KAI Evakuasi 240 Penumpang KA Argo Bromo Anggrek di Bekasi Timur

KAI Evakuasi 240 Penumpang KA Argo Bromo Anggrek di Bekasi Timur
Foto: Ilustrasi KAI Evakuasi 240 Penumpang KA Argo Bromo Anggrek di Bekasi Timur.

PT Kereta Api Indonesia (Persero) mengevakuasi sebanyak 240 penumpang KA Argo Bromo Anggrek dalam kondisi selamat menyusul insiden tabrakan dengan Commuter Line di Stasiun Bekasi Timur pada Senin malam. Operasi penyelamatan dilakukan secara cepat dengan mengalihkan penumpang menggunakan bus lanjutan guna memastikan perjalanan menuju Stasiun Gambir tetap berlanjut.
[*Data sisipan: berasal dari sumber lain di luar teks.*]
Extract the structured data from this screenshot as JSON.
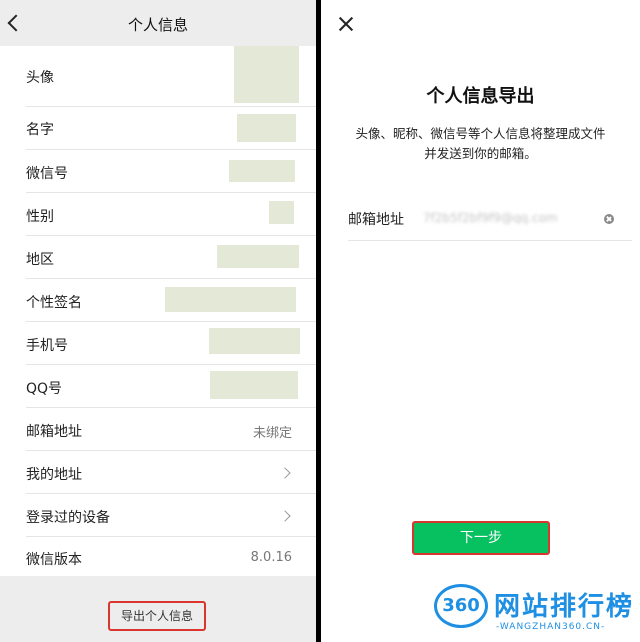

Kondisi seluruh penumpang kereta jarak jauh tersebut dipastikan tanpa luka setelah dipindahkan ke area aman sesaat pasca-benturan terjadi. Sebagaimana dilansir dari Detik Travel, pihak KAI bekerja sama dengan Basarnas, TNI, Polri, dan tim medis dalam menangani situasi darurat di lokasi kejadian.

Vice President Corporate Communication KAI, Anne Purba, memberikan pernyataan resmi mengenai prioritas penanganan dan kondisi terkini di lapangan. Ia memberikan jaminan bahwa aspek keamanan pelanggan tetap menjadi fokus utama perusahaan dalam menghadapi insiden tersebut.

"Kami menyampaikan duka mendalam dan permohonan maaf atas kejadian ini," ujarnya Anne Purba, Vice President Corporate Communication KAI.

Pihak manajemen menekankan bahwa seluruh kekuatan saat ini dikerahkan untuk memitigasi dampak kecelakaan, terutama bagi para pengguna jasa yang terdampak di lintasan Bekasi Timur. Koordinasi intensif terus dilakukan dengan berbagai instansi terkait untuk mempercepat normalisasi jalur.

"Ia melanjutkan, seluruh upaya difokuskan pada evakuasi dan penanganan korban. Seluruh penumpang KA Argo Bromo Anggrek telah berhasil dievakuasi dalam kondisi selamat." ujar Anne Purba, Vice President Corporate Communication KAI.

Berbeda dengan kondisi penumpang kereta jarak jauh, dampak serius dialami oleh pengguna KRL Commuter Line. Tercatat sebanyak 38 orang harus dilarikan ke sejumlah fasilitas kesehatan, termasuk RSUD Bekasi, Primaya Hospital Bekasi Timur, Mitra Plumbon Cibitung, dan RSU Bella Bekasi akibat luka-luka yang diderita.

Insiden ini juga mengakibatkan jatuhnya korban jiwa di pihak penumpang kereta komuter. KAI secara resmi mengonfirmasi adanya empat orang yang meninggal dunia akibat kerusakan parah pada gerbong KRL setelah bertabrakan dengan kereta api kelas eksekutif tersebut.

Akibat kecelakaan ini, operasional perkeretaapian mengalami perubahan signifikan dengan pengaturan ulang jadwal KRL di wilayah terdampak. Keberangkatan kereta jarak jauh dari Stasiun Gambir dan Stasiun Pasarsenen juga dihentikan sementara waktu demi alasan keselamatan operasional.